Modulation of interprotomer relationships is important for activation of dimeric calcium-sensing receptor.

The extracellular calcium-sensing receptor (CaR) forms a disulfide-linked dimer through cysteine residues within its N-terminal extracellular domain (ECD). However, these disulfide linkages are dispensable for the formation of the dimeric CaR and for the functional reconstitution of two inactive CaRs. In this study, using molecular modeling, mutagenesis, and biochemical and biophysical analyses, we examined the importance of two leucine residues, Leu-112 and Leu-156, in the ECD of the CaR for the non-covalent dimerization and functional reconstitution.
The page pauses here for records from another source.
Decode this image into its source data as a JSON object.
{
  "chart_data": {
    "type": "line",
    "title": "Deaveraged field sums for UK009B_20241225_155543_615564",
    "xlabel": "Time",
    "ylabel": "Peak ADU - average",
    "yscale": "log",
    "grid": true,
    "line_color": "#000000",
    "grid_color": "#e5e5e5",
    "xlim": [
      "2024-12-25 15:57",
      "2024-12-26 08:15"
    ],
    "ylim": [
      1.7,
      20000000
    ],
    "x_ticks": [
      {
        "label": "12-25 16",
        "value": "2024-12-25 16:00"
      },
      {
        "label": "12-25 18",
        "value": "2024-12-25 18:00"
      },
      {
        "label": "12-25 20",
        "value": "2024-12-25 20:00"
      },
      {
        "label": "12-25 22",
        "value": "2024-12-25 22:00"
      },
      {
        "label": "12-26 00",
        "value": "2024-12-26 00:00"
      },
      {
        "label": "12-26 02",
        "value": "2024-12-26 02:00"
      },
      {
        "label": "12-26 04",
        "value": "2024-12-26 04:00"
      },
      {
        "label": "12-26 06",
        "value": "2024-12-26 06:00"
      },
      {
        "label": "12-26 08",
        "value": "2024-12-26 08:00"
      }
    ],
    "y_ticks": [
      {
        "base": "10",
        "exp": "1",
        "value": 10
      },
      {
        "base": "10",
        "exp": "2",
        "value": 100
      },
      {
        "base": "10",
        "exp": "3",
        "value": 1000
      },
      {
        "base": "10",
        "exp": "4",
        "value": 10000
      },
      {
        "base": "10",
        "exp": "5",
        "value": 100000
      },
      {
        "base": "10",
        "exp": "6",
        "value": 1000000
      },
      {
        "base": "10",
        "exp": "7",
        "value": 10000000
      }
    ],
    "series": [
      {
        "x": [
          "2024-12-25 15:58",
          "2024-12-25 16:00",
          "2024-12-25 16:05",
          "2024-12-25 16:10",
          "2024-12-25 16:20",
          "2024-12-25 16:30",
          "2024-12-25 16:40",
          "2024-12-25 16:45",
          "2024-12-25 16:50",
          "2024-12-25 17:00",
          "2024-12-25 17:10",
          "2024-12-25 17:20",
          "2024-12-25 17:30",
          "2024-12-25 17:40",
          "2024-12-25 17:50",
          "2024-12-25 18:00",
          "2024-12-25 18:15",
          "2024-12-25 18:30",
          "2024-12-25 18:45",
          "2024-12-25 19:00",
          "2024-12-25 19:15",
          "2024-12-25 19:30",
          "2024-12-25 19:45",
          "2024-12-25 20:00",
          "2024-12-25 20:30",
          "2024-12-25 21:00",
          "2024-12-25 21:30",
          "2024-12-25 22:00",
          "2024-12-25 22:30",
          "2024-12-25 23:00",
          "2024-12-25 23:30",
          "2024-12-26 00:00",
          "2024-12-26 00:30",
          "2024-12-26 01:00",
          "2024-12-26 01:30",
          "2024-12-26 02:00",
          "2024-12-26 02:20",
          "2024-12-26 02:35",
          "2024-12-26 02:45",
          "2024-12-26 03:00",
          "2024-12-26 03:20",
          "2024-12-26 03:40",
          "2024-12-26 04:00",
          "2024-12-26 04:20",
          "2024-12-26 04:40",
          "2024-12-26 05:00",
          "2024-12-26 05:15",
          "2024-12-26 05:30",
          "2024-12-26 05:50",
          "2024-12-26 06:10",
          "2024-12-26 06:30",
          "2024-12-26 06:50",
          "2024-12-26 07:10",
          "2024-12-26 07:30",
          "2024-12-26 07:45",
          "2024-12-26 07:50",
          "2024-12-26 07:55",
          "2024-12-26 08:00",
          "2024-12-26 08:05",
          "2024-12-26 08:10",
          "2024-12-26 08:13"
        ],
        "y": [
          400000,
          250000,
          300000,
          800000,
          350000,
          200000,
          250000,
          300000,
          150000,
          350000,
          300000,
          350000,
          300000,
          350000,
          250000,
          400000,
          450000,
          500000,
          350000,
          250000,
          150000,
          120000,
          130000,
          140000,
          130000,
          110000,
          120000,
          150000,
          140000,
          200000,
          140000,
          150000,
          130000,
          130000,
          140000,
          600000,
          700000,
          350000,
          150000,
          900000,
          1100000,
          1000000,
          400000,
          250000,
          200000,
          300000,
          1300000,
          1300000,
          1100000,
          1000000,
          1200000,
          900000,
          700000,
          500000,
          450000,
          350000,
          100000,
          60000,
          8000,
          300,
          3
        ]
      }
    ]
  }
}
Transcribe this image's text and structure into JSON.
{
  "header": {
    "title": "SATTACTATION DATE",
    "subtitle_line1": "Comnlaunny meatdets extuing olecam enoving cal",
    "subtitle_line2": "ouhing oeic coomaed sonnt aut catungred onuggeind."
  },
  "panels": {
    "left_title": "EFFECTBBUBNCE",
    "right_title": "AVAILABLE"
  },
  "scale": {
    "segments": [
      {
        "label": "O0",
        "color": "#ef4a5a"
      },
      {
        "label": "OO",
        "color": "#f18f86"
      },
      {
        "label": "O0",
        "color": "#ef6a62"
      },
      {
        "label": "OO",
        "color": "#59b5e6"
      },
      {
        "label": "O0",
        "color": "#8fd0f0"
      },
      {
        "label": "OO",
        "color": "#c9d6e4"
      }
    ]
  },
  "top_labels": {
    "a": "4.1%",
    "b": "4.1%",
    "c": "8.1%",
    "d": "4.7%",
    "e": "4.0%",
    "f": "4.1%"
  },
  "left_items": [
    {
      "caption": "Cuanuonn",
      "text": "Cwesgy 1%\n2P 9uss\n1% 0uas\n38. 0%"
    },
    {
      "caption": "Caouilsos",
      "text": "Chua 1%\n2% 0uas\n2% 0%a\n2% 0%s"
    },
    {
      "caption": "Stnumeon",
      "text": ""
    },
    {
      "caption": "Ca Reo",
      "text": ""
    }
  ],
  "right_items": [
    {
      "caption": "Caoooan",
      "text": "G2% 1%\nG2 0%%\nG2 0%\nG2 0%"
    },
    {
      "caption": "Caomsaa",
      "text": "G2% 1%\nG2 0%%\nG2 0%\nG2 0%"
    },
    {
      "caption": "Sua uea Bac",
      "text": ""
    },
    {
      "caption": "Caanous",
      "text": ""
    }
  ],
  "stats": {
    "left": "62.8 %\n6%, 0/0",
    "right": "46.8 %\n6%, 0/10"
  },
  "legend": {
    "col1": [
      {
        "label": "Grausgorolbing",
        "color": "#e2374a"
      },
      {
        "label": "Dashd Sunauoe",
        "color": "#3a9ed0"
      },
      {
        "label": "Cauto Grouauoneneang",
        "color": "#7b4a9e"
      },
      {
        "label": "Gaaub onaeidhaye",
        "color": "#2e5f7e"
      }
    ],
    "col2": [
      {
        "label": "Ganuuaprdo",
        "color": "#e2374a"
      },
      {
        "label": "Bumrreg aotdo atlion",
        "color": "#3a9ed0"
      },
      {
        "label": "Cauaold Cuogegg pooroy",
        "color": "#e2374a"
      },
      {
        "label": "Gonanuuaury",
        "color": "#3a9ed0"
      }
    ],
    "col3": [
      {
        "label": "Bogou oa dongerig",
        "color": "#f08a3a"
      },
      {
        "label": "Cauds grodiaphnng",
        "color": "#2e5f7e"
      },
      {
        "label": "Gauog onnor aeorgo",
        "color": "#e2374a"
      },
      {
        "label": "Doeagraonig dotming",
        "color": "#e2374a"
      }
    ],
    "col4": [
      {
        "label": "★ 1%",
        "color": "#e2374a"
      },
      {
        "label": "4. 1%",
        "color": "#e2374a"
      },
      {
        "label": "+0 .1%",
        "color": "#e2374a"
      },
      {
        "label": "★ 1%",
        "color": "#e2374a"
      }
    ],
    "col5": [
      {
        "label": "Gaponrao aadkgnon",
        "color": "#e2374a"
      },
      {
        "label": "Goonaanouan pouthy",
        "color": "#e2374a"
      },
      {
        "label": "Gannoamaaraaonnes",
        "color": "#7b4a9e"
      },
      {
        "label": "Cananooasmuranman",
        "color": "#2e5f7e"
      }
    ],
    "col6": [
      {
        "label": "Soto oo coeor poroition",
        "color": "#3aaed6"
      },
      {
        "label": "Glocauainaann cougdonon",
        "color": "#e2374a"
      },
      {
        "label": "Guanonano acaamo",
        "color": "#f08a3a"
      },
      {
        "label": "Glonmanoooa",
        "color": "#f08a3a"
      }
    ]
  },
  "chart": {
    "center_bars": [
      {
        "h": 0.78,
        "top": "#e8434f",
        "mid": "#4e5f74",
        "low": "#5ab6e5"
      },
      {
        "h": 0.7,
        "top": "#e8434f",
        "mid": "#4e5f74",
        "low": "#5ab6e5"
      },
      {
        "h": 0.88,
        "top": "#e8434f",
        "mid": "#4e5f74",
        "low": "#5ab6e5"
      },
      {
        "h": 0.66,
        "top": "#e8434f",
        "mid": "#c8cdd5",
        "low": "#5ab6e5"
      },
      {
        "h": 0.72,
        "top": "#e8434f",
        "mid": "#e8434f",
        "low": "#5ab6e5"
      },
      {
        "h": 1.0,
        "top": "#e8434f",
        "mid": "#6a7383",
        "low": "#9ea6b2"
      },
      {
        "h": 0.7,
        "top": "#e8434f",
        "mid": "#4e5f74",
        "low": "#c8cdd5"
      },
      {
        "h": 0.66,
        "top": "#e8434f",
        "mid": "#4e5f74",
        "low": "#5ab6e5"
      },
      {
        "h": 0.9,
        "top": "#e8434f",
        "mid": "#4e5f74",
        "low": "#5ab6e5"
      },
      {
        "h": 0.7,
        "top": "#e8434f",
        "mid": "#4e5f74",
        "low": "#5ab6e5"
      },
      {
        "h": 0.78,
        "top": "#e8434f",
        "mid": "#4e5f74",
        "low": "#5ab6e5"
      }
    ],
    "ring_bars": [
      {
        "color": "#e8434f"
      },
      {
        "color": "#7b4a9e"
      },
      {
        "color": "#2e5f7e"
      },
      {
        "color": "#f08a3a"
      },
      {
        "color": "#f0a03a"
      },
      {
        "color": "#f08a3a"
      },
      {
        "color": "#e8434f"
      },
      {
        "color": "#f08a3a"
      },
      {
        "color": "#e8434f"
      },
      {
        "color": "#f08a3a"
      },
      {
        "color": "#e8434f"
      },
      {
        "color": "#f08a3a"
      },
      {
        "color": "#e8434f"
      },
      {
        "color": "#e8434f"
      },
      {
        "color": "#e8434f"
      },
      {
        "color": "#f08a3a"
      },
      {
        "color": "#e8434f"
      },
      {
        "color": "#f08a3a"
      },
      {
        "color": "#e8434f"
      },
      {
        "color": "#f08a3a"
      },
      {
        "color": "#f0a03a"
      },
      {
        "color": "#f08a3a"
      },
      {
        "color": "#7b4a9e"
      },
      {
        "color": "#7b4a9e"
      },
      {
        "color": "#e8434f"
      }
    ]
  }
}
We found that the mutant receptor carrying L112S and L156S still exists mostly as a covalently linked dimer and has a significantly higher apparent affinity for calcium than the wild-type receptor. However, a combination of four mutations, L112S, L156S, C129S, and C131S, significantly reduces receptor dimerization and markedly inactivates the CaR. We also found that L112S and L156S mediate the non-covalent intermolecular interactions important for functional reconstitution. Because mutating either the two cysteines or the two leucines enhances the apparent ligand affinity of the CaR, it is likely that the changes in intermolecular relationships between two receptor protomers linked by these leucines and cysteines are essential for receptor activation. Moreover, these mutations are unlikely to have negative effects on the secondary structure of each protomer of the dimeric receptor. Thus, the detrimental effects of the combined mutations on the function of the CaR further suggest that CaR dimerization through its ECD is essential for the formation of a functional tertiary structure of the CaR.